En l’espèce, le tribunal relève expressément que le prêteur « ne justifie pas d’une étude suffisante de la solvabilité des co-emprunteurs, en l’absence de pièces justificatives accompagnant la fiche de dialogue ». Cette formulation traduit une appréciation in concreto du respect de l’obligation légale. Le juge ne se contente pas de vérifier l’existence formelle des documents requis. Il examine leur aptitude à démontrer que le prêteur a effectivement procédé aux vérifications imposées par la loi. Cette exigence probatoire renforce la portée de l’obligation de vérification et en fait une condition substantielle de la régularité du crédit.
II. La sanction de la déchéance du droit aux intérêts
Le prononcé de la déchéance du droit aux intérêts constitue une sanction efficace (A) dont l’effectivité est renforcée par l’exclusion de tout intérêt sur la créance résiduelle (B).
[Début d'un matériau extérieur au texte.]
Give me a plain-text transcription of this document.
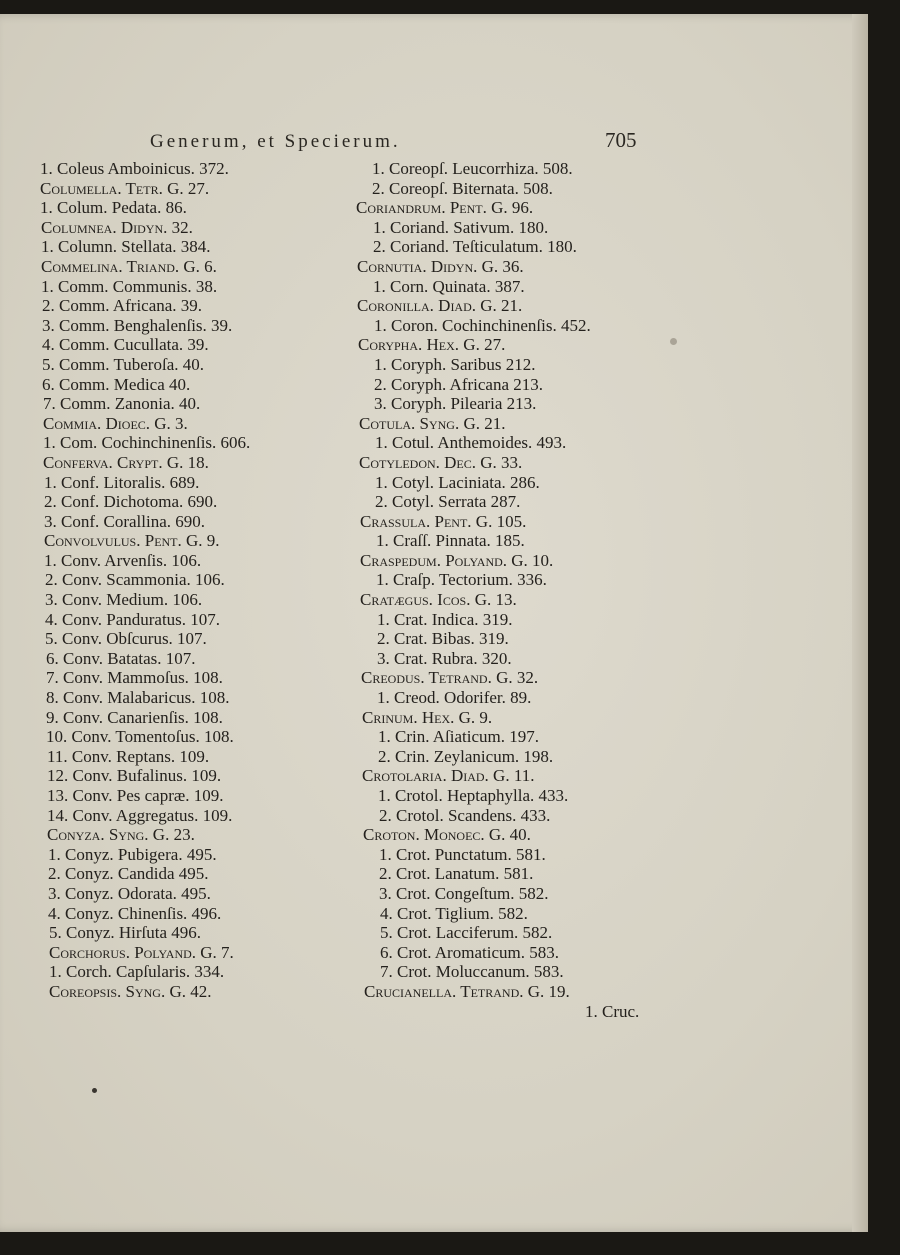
Generum, et Specierum.	705
1. Coleus Amboinicus. 372.
Columella. Tetr. G. 27.
1. Colum. Pedata. 86.
Columnea. Didyn. 32.
1. Column. Stellata. 384.
Commelina. Triand. G. 6.
1. Comm. Communis. 38.
2. Comm. Africana. 39.
3. Comm. Benghalenſis. 39.
4. Comm. Cucullata. 39.
5. Comm. Tuberoſa. 40.
6. Comm. Medica 40.
7. Comm. Zanonia. 40.
Commia. Dioec. G. 3.
1. Com. Cochinchinenſis. 606.
Conferva. Crypt. G. 18.
1. Conf. Litoralis. 689.
2. Conf. Dichotoma. 690.
3. Conf. Corallina. 690.
Convolvulus. Pent. G. 9.
1. Conv. Arvenſis. 106.
2. Conv. Scammonia. 106.
3. Conv. Medium. 106.
4. Conv. Panduratus. 107.
5. Conv. Obſcurus. 107.
6. Conv. Batatas. 107.
7. Conv. Mammoſus. 108.
8. Conv. Malabaricus. 108.
9. Conv. Canarienſis. 108.
10. Conv. Tomentoſus. 108.
11. Conv. Reptans. 109.
12. Conv. Bufalinus. 109.
13. Conv. Pes capræ. 109.
14. Conv. Aggregatus. 109.
Conyza. Syng. G. 23.
1. Conyz. Pubigera. 495.
2. Conyz. Candida 495.
3. Conyz. Odorata. 495.
4. Conyz. Chinenſis. 496.
5. Conyz. Hirſuta 496.
Corchorus. Polyand. G. 7.
1. Corch. Capſularis. 334.
Coreopsis. Syng. G. 42.
1. Coreopſ. Leucorrhiza. 508.
2. Coreopſ. Biternata. 508.
Coriandrum. Pent. G. 96.
1. Coriand. Sativum. 180.
2. Coriand. Teſticulatum. 180.
Cornutia. Didyn. G. 36.
1. Corn. Quinata. 387.
Coronilla. Diad. G. 21.
1. Coron. Cochinchinenſis. 452.
Corypha. Hex. G. 27.
1. Coryph. Saribus 212.
2. Coryph. Africana 213.
3. Coryph. Pilearia 213.
Cotula. Syng. G. 21.
1. Cotul. Anthemoides. 493.
Cotyledon. Dec. G. 33.
1. Cotyl. Laciniata. 286.
2. Cotyl. Serrata 287.
Crassula. Pent. G. 105.
1. Craſſ. Pinnata. 185.
Craspedum. Polyand. G. 10.
1. Craſp. Tectorium. 336.
Cratægus. Icoſ. G. 13.
1. Crat. Indica. 319.
2. Crat. Bibas. 319.
3. Crat. Rubra. 320.
Creodus. Tetrand. G. 32.
1. Creod. Odorifer. 89.
Crinum. Hex. G. 9.
1. Crin. Aſiaticum. 197.
2. Crin. Zeylanicum. 198.
Crotolaria. Diad. G. 11.
1. Crotol. Heptaphylla. 433.
2. Crotol. Scandens. 433.
Croton. Monoec. G. 40.
1. Crot. Punctatum. 581.
2. Crot. Lanatum. 581.
3. Crot. Congeſtum. 582.
4. Crot. Tiglium. 582.
5. Crot. Lacciferum. 582.
6. Crot. Aromaticum. 583.
7. Crot. Moluccanum. 583.
Crucianella. Tetrand. G. 19.
1. Cruc.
A. La déchéance du droit aux intérêts comme sanction du manquement
L’article L. 341-2 du code de la consommation prévoit que le prêteur qui ne respecte pas les obligations de vérification de la solvabilité est déchu du droit aux intérêts, en totalité ou dans la proportion fixée par le juge. Cette sanction civile présente un caractère automatique dès lors que le manquement est établi. Elle ne dépend ni de la bonne foi du prêteur ni de l’existence d’un préjudice pour l’emprunteur.
Le tribunal de Bourgoin-Jallieu prononce la déchéance totale du droit aux intérêts. Il réduit en conséquence la créance du prêteur au seul capital restant dû, soit 9 567,14 euros au lieu des 11 173,98 euros réclamés. L’indemnité conventionnelle de résiliation est également ramenée à zéro euro. Cette sanction illustre la volonté du législateur et du juge de faire prévaloir la protection du consommateur sur les intérêts économiques du prêteur professionnel.
B. L’exclusion de tout intérêt pour garantir l’effectivité de la sanction
Le tribunal précise que la somme allouée « ne produira aucunement intérêt, afin d’assurer l’effectivité de la sanction prononcée en application de l’arrêt CJUE du 27 mars 2014, C-565/12 ». Cette référence à la jurisprudence de la Cour de justice de l’Union européenne mérite attention. Dans l’arrêt LCL Le Crédit Lyonnais du 27 mars 2014, la Cour avait jugé que les sanctions prévues par le droit national devaient être « effectives, proportionnées et dissuasives ».
Le juge de Bourgoin-Jallieu tire les conséquences de cette exigence en excluant l’application de l’intérêt légal sur la créance résiduelle. Il relève à cet égard que le taux de l’intérêt légal pour le premier semestre 2025 s’établit à 3,71 %, soit un niveau inférieur mais comparable au taux contractuel de 4,780 %. Permettre au prêteur de percevoir des intérêts au taux légal aurait atténué la portée de la sanction. Cette solution s’inscrit dans une jurisprudence désormais établie de la Cour de cassation qui veille au respect de l’effectivité des sanctions prévues par le droit de la consommation.